When the voice of the Lord brings us suffering and hardship, we must not harden our hearts, but open them in love to the Father.  We are called to imitate Jesus through the Cross, which is the path to the resurrection.  It is through our weakness that God demonstrates His power and that we become witnesses to Christ in the world.  Rather than harden our hearts, we must “bow down in worship… For he is our God, and we are the people he shepherds, the flock he guides.”  Like sheep who trust the shepherd, we must trust that God is shepherding us towards green pastures.

That’s not easy, so St. Paul reminds us “to stir into flame the gift of God.”  This gift is the power to live as God’s children.  The second reading continues, “For God did not give us a spirit of cowardice but rather of power and love and self-control.”  If God is calling you to suffer, he won’t withhold from you the means to endure.  Guard the gift of the Spirit that dwells within you by seeking God’s help in prayer.  If you are seeking relief from temptation or strength to endure, beg the Lord until help arrives.  Knock at all hours of the night.

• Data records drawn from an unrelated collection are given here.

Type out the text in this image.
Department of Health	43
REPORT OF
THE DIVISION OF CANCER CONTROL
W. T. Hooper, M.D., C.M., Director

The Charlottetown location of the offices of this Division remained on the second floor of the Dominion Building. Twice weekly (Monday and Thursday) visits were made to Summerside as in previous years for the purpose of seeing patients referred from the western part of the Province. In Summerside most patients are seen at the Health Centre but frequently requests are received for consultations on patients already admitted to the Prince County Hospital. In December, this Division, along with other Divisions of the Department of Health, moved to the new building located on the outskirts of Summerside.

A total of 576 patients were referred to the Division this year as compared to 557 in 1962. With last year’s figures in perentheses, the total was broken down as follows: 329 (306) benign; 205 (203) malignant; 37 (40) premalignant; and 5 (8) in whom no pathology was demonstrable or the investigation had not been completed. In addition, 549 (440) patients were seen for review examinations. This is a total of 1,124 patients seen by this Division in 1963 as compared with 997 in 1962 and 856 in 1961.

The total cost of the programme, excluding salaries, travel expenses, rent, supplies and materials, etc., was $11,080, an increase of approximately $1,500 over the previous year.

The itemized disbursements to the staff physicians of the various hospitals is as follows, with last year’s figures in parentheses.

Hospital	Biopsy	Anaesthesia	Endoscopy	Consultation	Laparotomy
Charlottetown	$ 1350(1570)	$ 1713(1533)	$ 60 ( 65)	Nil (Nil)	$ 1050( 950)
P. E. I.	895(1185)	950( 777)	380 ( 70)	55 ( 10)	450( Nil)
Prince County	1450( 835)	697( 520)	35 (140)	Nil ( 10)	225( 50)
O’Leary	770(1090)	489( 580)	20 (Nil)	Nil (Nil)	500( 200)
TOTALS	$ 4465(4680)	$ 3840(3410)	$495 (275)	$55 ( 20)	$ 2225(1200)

Because even if you show the faith the size of a mustard seed, God will listen to your prayer.  St. Luke writes, “If you then, who are wicked, know how to give good gifts to your children, how much more will the Father in heaven give the Holy Spirit to those who ask him?”  God is waiting for you to ask for the gift of grace.  He knows that the life of purity and holiness is impossible without His help.  It is like uprooting and planting a mulberry tree simply by the command of one’s voice.  It’s impossible!  But not for God through whom all things are possible.

Therefore, we faced with trials like Job, take heart.  Jesus has ascended into heaven and reigns as King of the Universe.  The devil lays vanquished at his feet.  His promise to help will be fulfilled; he will guide you like a good shepherd if you do not harden your heart, but stir up the gift of God.  The Spirit will be given to you to accomplish the impossible even if you have the smallest faith.